The U.S. Supreme Court on Monday refused to hear a challenge brought by the gun industry against a New York law that opens the door for lawsuits targeting firearms manufacturers, wholesalers, and dealers accused of endangering public safety through their sales of guns and ammunition.
The justices turned down an appeal filed by the National Shooting Sports Foundation, an industry trade group, after a lower federal court had upheld the New York statute, which the state classifies as a public nuisance law.
Several prominent gun manufacturers — including Smith & Wesson, Ruger, Beretta, Glock, Sig Sauer, and Sturm — had joined the appeal, arguing that New York’s law unconstitutionally clashed with existing federal legislation.
The New York law requires firearms industry participants to take reasonable precautions against gun trafficking, theft, and so-called “straw purchases,” where someone buys a firearm on behalf of another person. It also opens the door to civil lawsuits from both state and local government officials as well as private citizens.

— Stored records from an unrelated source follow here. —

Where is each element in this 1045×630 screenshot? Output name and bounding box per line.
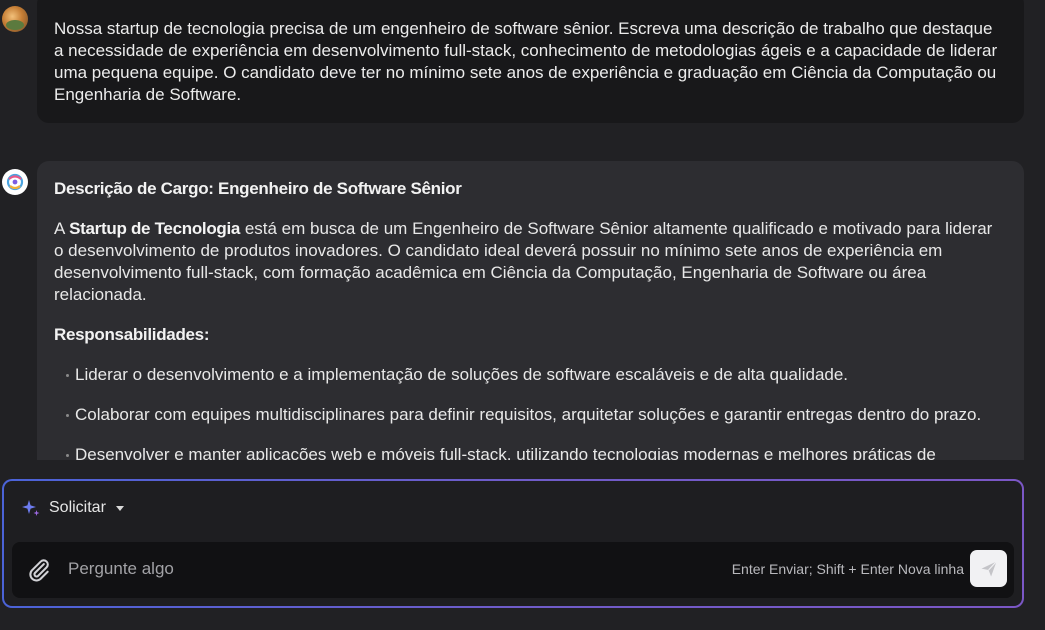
mode-label: Solicitar (49, 499, 106, 516)
user-message-text: Nossa startup de tecnologia precisa de u… (54, 19, 998, 104)
composer: Solicitar Enter Enviar; Shift + Enter No… (2, 479, 1024, 608)
paperclip-icon[interactable] (26, 557, 52, 583)
list-item: Colaborar com equipes multidisciplinares… (66, 404, 1006, 426)
prompt-input[interactable] (66, 556, 666, 582)
send-icon (981, 560, 997, 576)
user-avatar (2, 6, 28, 32)
input-row: Enter Enviar; Shift + Enter Nova linha (12, 542, 1014, 598)
responsibilities-list: Liderar o desenvolvimento e a implementa… (54, 364, 1006, 460)
send-button[interactable] (970, 550, 1007, 587)
user-message: Nossa startup de tecnologia precisa de u… (37, 0, 1024, 123)
list-item: Liderar o desenvolvimento e a implementa… (66, 364, 1006, 386)
list-item: Desenvolver e manter aplicações web e mó… (66, 444, 1006, 460)
mode-selector[interactable]: Solicitar (21, 497, 124, 519)
company-name: Startup de Tecnologia (69, 219, 241, 238)
intro-prefix: A (54, 219, 70, 238)
assistant-logo-icon (2, 169, 28, 195)
intro-paragraph: A Startup de Tecnologia está em busca de… (54, 218, 1006, 306)
chat-area: Nossa startup de tecnologia precisa de u… (0, 0, 1045, 460)
keyboard-hint: Enter Enviar; Shift + Enter Nova linha (731, 561, 964, 577)
responsibilities-heading: Responsabilidades: (54, 325, 210, 344)
sparkle-icon (22, 500, 40, 516)
assistant-message: Descrição de Cargo: Engenheiro de Softwa… (37, 161, 1024, 460)
job-title-heading: Descrição de Cargo: Engenheiro de Softwa… (54, 179, 462, 198)
chevron-down-icon (115, 505, 124, 511)
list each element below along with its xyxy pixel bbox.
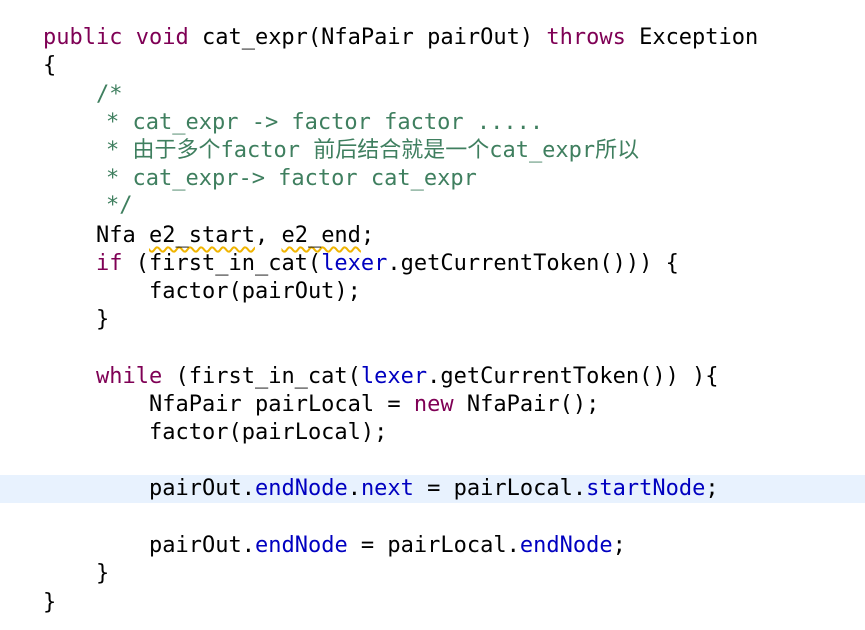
comment-text: * 由于多个factor 前后结合就是一个cat_expr所以 bbox=[106, 138, 640, 163]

It is worth noting that in 2025, the Supreme Court shielded Smith & Wesson from a lawsuit filed by the Mexican government, which had accused the company of facilitating illegal gun trafficking to drug cartels.
The National Shooting Sports Foundation said it was disappointed by the court’s decision not to intervene. Spokesperson Mark Oliva stated in an email: “NSSF sincerely believes that those criminals who illegally misuse lawful products should be held responsible for the harms they cause when they commit their crimes. Holding the firearm industry responsible for the criminal misuse of a firearm is akin to holding Anheuser-Busch and Ford Motor Company responsible for damages from drunk-driving crimes.”
New York’s Democratic Attorney General Letitia James had defended the law throughout the legal proceedings. Democratic Governor Kathy Hochul described the outcome as “a massive victory” in the fight to curb gun violence. The law was originally signed in 2021 by Hochul’s predecessor, Democrat Andrew Cuomo.
“The gun lobby fought tooth and nail against this first-in-the-nation law,” Hochul said in a statement. “New York will not allow gun manufacturers to profit from tragedy.”
The National Shooting Sports Foundation had argued the New York law was overridden by a 2005 federal statute known as the Protection of Lawful Commerce in Arms Act, which generally shields the gun industry from civil liability when its products are used in criminal acts. Under the U.S. Constitution’s Supremacy Clause, federal law takes precedence over conflicting state laws.
The Manhattan-based 2nd U.S. Circuit Court of Appeals had upheld New York’s law last year. Circuit Judge Eunice Lee, appointed by Democratic former President Joe Biden, wrote that Congress intended to preserve “at least some causes of action” when a defendant knowingly violated federal or state firearms sales and marketing laws and that violation was a direct cause of harm.
While the appeal did not center on Second Amendment gun rights, the trade group warned that laws like New York’s could threaten those rights by exposing gun companies to “crushing liability” for crimes they had no part in. The group also argued that a “predicate exception” within the federal law limited industry liability only to failures involving specific, controllable obligations or prohibitions.
New York countered that the predicate exception allowed for liability in some cases involving “downstream acts” by third parties, and noted that at least nine other states have enacted similar laws designed to satisfy that exception.
The appeal had drawn support from the National Rifle Association, 24 Republican state attorneys general, and several dozen Republican members of Congress.
The Supreme Court has significantly broadened gun rights through three landmark rulings since 2008, when it first established that the Second Amendment protects an individual’s right to keep and bear arms.